ResearchEnvBench: Benchmarking Agents on Environment Synthesis for Research Code Execution
New benchmark reveals a 0% success rate for current AI agents on a critical scientific task.
A research team led by Yubang Wang has published a new benchmark, ResearchEnvBench, designed to test a critical but overlooked capability in AI agents: environment synthesis for research code execution. While current benchmarks measure an agent's skill at writing or repairing code, they typically assume a pre-configured, ready-to-run software environment. ResearchEnvBench removes that crutch, tasking agents with the complex, real-world job of constructing a functional environment from scratch. Given only a research repository (like from GitHub), its documentation, and a target execution setting, the agent must resolve all software dependencies, align hardware and framework versions, and configure any necessary distributed execution to make the code run.
Initial evaluations using ResearchEnvBench on a diverse set of research repositories have delivered a stark verdict on the current state of autonomous AI agents. The benchmark revealed a substantial performance gap, with state-of-the-art agents achieving a 0% success rate. The failures were dominated by two core issues: agents could not fully resolve the complex, nested dependency chains common in research software, and they struggled with the brittle coupling between specific library versions and hardware configurations. This failure highlights that today's agents, while proficient at generating code snippets, are not yet capable of the full-stack problem-solving required for hands-off scientific assistance.

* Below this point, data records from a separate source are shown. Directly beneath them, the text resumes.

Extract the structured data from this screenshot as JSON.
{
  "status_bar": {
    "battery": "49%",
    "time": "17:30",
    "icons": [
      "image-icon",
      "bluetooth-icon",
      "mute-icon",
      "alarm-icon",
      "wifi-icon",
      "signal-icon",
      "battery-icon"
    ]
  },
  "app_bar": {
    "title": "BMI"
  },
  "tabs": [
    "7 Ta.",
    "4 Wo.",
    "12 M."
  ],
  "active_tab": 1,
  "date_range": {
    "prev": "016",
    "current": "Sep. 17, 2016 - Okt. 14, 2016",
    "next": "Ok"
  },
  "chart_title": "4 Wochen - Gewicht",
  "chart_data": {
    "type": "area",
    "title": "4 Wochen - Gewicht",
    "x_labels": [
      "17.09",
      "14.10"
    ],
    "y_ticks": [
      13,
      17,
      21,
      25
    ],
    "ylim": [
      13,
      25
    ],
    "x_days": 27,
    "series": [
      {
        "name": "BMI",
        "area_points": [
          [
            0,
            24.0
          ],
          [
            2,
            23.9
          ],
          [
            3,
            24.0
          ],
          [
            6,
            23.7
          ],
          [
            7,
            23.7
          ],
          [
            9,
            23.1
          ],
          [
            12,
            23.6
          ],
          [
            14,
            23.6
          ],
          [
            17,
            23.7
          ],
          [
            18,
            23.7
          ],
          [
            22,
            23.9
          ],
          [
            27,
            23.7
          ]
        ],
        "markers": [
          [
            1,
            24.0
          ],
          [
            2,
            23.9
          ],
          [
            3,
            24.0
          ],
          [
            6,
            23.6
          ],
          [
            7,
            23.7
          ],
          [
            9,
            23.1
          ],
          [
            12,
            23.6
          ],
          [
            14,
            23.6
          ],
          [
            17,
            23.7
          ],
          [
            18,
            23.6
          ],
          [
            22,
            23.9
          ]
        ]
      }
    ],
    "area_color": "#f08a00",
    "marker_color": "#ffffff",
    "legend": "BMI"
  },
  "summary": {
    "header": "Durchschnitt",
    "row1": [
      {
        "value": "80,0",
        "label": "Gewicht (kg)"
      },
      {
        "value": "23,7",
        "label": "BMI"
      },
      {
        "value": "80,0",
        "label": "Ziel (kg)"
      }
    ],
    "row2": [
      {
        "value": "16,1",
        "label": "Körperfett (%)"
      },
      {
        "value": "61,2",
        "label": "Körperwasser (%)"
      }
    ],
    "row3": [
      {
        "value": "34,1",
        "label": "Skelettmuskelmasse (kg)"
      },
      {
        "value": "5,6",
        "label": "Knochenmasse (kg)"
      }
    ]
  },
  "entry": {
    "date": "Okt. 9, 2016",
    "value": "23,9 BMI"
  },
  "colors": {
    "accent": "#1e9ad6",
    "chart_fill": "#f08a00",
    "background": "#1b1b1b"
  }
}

The creation of ResearchEnvBench provides the AI research community with its first realistic testbed for this essential capability. By quantifying this specific shortcoming, the benchmark sets a clear target for future development. Advancing agent performance on ResearchEnvBench is a direct step toward building AI systems that can autonomously replicate studies, validate results, and contribute to reproducible scientific research, moving beyond simple code generation to true computational research support.
- Agents scored 0% success rate on the new ResearchEnvBench benchmark for environment synthesis.
- Failures were dominated by incomplete dependency resolution and brittle software version coupling.
- The benchmark provides the first testbed for advancing AI toward hands-off, reproducible scientific research.
Why It Matters
Shows AI cannot yet autonomously run scientific code, a major hurdle for AI research assistants.